Nikon Reveals The Android-Powered Coolpix S800c, Its First Camera With An Identity Crisis

Nikon put plenty of speculation to rest last night when it officially revealed the Coolpix s800c, the company’s first Android-powered digital camera. Thrilling, I know.

The Gingerbread-powered point-and-shoot features a 16-megapixel sensor, 10x optical zoom, and can shoot 1080p video to boot. Of course, all of that takes a backseat to the 3.5-inch LCD touch panel on the camera’s rear end, which allows users to fire up apps and browse the web (thanks to a nifty embedded Wi-Fi radio). Nikon plans to launch the chubby little guy in the U.S. with a $349 price tag next month, but I have to wonder how many people actually want a device like this.

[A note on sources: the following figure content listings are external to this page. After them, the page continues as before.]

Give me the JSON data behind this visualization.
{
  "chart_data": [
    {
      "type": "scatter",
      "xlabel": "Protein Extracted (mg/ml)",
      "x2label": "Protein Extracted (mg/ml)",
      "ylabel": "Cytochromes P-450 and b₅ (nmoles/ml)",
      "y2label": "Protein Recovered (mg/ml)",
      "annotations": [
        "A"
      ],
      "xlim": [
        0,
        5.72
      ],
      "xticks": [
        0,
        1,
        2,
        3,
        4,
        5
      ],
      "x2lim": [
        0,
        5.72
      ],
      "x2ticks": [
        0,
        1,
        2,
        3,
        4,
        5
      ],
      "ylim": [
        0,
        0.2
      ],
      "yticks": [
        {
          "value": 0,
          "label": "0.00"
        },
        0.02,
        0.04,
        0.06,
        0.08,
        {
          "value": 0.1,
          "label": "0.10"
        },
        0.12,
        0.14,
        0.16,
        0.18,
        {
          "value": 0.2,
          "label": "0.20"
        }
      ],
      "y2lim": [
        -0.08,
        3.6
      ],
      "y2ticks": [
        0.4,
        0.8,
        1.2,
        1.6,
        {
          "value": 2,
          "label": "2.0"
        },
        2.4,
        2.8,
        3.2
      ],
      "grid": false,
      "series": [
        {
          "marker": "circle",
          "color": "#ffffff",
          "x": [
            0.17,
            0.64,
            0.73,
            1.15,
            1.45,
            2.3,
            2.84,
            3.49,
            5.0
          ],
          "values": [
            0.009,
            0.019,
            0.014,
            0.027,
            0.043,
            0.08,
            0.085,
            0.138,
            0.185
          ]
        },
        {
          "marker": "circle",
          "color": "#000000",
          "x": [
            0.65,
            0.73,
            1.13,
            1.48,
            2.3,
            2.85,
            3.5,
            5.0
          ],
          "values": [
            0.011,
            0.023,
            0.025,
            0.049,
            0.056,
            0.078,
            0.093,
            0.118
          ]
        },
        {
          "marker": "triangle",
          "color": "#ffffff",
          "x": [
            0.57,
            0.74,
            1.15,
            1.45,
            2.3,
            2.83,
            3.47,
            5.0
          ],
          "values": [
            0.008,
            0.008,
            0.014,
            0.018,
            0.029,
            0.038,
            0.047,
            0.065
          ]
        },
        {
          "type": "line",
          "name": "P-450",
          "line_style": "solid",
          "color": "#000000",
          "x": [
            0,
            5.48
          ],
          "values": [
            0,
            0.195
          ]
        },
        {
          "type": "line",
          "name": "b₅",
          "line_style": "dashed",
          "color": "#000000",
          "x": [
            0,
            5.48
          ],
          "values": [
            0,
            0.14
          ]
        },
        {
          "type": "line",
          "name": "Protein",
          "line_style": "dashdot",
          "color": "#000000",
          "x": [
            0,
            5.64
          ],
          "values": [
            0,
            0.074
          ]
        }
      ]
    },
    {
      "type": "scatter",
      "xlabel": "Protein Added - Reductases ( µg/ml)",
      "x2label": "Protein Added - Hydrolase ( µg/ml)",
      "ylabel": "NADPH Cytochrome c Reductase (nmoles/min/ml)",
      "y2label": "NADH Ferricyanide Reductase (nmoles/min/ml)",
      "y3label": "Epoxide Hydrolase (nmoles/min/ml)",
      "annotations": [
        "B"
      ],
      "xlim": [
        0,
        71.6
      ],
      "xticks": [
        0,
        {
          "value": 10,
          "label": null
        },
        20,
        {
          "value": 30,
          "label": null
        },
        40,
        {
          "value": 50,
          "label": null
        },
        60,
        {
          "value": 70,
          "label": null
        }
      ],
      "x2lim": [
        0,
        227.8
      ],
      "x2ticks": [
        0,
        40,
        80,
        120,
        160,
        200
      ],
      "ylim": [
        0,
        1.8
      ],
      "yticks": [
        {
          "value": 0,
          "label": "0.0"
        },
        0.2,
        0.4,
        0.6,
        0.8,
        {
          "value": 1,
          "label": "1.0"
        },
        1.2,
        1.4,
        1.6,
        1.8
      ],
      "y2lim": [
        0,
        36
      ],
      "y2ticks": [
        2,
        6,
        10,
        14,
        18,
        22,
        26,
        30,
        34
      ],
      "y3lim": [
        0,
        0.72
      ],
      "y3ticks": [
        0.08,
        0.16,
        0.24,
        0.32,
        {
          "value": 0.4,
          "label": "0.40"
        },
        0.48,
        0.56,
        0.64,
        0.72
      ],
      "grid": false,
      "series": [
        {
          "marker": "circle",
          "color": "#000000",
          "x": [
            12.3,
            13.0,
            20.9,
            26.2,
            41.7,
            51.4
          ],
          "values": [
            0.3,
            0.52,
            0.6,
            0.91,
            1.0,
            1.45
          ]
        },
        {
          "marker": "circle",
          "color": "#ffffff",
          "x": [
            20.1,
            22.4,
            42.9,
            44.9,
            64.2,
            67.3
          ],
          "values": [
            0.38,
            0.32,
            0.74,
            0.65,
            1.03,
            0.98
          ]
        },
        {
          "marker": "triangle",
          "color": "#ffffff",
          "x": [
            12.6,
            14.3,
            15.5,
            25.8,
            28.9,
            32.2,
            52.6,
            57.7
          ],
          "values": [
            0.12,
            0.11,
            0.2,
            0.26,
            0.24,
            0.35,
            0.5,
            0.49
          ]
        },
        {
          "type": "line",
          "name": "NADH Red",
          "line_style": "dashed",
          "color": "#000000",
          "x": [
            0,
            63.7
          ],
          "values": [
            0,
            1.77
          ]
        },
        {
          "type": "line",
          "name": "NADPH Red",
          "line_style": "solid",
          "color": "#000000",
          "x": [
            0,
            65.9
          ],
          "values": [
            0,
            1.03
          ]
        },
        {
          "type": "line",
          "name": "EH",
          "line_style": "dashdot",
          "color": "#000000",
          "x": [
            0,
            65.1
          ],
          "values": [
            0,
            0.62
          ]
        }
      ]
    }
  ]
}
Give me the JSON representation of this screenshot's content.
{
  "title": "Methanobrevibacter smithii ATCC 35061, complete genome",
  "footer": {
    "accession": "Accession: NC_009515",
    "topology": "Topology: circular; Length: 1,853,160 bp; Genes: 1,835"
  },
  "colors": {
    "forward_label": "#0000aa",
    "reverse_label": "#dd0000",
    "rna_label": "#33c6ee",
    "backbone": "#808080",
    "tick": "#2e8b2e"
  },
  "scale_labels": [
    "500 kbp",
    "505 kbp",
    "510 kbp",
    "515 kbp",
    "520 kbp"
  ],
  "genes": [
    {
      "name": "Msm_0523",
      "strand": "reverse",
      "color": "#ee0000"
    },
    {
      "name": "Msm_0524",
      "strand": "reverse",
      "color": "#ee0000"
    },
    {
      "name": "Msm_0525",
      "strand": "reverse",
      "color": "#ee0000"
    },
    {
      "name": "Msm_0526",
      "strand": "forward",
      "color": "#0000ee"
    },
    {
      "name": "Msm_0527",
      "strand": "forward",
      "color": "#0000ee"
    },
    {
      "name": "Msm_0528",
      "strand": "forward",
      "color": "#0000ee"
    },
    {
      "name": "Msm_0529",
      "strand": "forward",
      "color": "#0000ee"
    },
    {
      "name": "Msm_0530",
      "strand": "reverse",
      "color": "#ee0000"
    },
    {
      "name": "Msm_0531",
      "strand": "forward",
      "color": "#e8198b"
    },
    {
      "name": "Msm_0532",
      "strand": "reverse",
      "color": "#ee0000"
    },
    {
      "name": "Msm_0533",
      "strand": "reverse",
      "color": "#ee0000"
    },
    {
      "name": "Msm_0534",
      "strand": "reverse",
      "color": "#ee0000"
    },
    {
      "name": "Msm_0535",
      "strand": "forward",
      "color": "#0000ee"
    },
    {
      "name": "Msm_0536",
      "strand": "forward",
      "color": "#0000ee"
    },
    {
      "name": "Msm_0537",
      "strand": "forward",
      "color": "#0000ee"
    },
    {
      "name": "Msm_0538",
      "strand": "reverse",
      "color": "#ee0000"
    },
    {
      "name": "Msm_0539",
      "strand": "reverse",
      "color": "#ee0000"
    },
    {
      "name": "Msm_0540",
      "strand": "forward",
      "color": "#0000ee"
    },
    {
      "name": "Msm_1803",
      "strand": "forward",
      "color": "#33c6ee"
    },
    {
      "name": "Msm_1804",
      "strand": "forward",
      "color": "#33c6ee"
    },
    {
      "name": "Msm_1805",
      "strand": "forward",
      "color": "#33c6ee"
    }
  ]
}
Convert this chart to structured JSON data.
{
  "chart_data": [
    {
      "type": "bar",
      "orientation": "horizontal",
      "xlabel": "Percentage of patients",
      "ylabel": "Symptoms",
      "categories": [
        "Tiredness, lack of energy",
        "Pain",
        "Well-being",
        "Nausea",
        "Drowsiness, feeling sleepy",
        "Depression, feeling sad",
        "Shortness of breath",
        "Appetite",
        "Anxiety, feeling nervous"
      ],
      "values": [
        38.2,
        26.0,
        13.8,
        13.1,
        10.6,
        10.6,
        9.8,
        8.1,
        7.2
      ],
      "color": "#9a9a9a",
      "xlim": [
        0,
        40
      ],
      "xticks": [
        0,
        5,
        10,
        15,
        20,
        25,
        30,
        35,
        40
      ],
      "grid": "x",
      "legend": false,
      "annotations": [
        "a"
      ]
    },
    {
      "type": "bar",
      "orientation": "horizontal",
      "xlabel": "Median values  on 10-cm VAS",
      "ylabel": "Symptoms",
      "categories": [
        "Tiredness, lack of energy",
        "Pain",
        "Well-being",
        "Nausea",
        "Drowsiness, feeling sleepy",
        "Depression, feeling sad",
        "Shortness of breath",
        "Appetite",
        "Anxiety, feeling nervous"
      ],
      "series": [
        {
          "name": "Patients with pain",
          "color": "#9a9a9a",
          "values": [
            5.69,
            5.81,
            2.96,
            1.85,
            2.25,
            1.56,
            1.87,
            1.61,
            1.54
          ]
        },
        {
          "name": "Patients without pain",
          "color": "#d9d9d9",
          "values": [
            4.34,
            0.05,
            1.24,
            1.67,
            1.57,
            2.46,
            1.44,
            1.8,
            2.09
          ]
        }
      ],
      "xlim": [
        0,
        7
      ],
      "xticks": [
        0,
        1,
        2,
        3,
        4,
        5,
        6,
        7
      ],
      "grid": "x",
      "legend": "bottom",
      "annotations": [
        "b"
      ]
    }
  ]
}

Don’t get me wrong, I’m all for blurring the lines between product classes, but moving in some directions just seems to make more sense than moving in others. Smartphone producers like Apple and HTC have been pumping up the cameras in their devices because they know their users are going to be carrying the things around anyway. Giving those users (and potential customers, naturally) a solid way to capture the moments that unfold around them is a major selling point, and that’s not going to change any time soon.

What Nikon seemed to do here was go in the opposite direction — it’s like the company’s product development team looked at their crop of cameras and pondered how to make them more like those newfangled phones everyone’s always clamoring over. The end result seems to work well enough on a technical level (Imaging Resources has a great write-up of their time with the S800c), and though I have plenty of doubts only time will tell if the Android gimmick will play out as well as Nikon seems to hope.